Most attackers demand $300 to $500 to remove the malicious ransomware; the price can double if the amount isn't paid within 24 hours. The demand in Tuesday's attack was $300 per computer, according to security researchers.
Law enforcement officials have discouraged people from paying these ransoms.
HOW TO AVOID THESE ATTACKS
The first step is being cautious, experts say. Users should also look for malicious email messages that often masquerade as emails from companies or people you regularly interact with online. It's important to avoid clicking on links or opening attachments in those messages, since they could unleash malware, Villasenor says.
But Villasenor says there is "no perfect solution" to the problem.
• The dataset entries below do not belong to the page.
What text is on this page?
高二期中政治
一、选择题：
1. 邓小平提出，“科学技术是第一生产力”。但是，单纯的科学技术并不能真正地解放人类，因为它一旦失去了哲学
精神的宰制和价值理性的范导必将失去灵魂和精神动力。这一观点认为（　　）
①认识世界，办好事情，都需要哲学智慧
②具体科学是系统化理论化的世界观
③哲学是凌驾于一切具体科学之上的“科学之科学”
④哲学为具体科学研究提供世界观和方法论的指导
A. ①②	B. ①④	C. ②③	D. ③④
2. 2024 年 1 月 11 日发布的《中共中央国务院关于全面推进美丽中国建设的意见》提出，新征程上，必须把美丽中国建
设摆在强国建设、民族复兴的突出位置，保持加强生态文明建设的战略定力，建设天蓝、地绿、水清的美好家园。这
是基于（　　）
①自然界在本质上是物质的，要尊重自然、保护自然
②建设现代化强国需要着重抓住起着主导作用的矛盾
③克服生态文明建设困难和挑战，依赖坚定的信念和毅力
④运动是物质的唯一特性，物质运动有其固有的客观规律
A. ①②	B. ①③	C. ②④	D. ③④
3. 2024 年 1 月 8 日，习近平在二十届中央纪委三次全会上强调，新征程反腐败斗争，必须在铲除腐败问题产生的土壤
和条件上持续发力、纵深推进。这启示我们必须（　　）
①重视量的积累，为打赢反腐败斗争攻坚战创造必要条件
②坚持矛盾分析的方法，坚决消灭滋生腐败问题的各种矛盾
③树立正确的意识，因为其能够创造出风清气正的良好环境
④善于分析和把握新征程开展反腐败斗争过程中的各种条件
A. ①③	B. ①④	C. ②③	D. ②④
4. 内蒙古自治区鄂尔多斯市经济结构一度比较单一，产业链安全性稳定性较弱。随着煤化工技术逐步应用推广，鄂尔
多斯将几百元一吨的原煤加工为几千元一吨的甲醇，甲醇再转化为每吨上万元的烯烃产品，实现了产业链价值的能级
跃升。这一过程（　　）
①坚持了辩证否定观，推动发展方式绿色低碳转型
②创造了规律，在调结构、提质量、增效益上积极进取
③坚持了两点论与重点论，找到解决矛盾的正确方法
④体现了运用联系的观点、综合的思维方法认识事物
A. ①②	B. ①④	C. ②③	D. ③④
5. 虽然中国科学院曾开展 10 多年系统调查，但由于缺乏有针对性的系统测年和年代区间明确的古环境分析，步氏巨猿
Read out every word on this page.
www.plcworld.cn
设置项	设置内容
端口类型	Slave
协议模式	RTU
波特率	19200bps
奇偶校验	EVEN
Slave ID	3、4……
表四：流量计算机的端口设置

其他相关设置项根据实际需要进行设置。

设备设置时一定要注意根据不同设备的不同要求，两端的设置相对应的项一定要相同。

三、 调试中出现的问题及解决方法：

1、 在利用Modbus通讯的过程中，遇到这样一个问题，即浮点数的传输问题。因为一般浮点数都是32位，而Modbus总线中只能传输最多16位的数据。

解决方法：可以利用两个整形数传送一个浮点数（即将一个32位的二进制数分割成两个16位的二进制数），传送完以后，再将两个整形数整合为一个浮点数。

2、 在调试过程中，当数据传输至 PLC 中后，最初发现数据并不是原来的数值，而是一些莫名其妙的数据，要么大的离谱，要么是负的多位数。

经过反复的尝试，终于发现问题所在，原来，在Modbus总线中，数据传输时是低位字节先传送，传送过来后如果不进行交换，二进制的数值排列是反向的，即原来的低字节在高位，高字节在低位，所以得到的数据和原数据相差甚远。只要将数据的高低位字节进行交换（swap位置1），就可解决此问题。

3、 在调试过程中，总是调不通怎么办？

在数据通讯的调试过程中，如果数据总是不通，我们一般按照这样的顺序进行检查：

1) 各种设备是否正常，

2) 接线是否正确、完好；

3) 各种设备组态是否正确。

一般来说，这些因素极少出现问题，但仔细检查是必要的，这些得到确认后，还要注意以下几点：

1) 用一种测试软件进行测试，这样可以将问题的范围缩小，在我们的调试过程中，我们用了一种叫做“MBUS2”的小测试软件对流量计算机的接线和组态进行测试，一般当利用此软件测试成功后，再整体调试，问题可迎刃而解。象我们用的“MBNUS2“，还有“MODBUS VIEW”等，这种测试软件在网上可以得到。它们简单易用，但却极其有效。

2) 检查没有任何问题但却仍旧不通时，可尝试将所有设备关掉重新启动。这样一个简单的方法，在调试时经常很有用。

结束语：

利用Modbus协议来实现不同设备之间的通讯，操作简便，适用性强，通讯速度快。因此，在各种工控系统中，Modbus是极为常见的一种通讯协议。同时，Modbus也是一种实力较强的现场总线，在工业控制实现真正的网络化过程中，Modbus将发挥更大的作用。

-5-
Users should regularly back up their data and ensure that security updates are installed on your computer as soon as they are released. Up-to-date backups make it possible to restore files without paying a ransom.
WannaCry and Tuesday's attack exploited vulnerabilities in some versions of Microsoft Windows. Microsoft has released software patches for the security holes, although not everyone has installed those updates.
Even so, the new malware appears to have a backup spreading mechanism, so that even if some computers were patched, they can still be hit if one or more machines in a particularly network wasn't patched.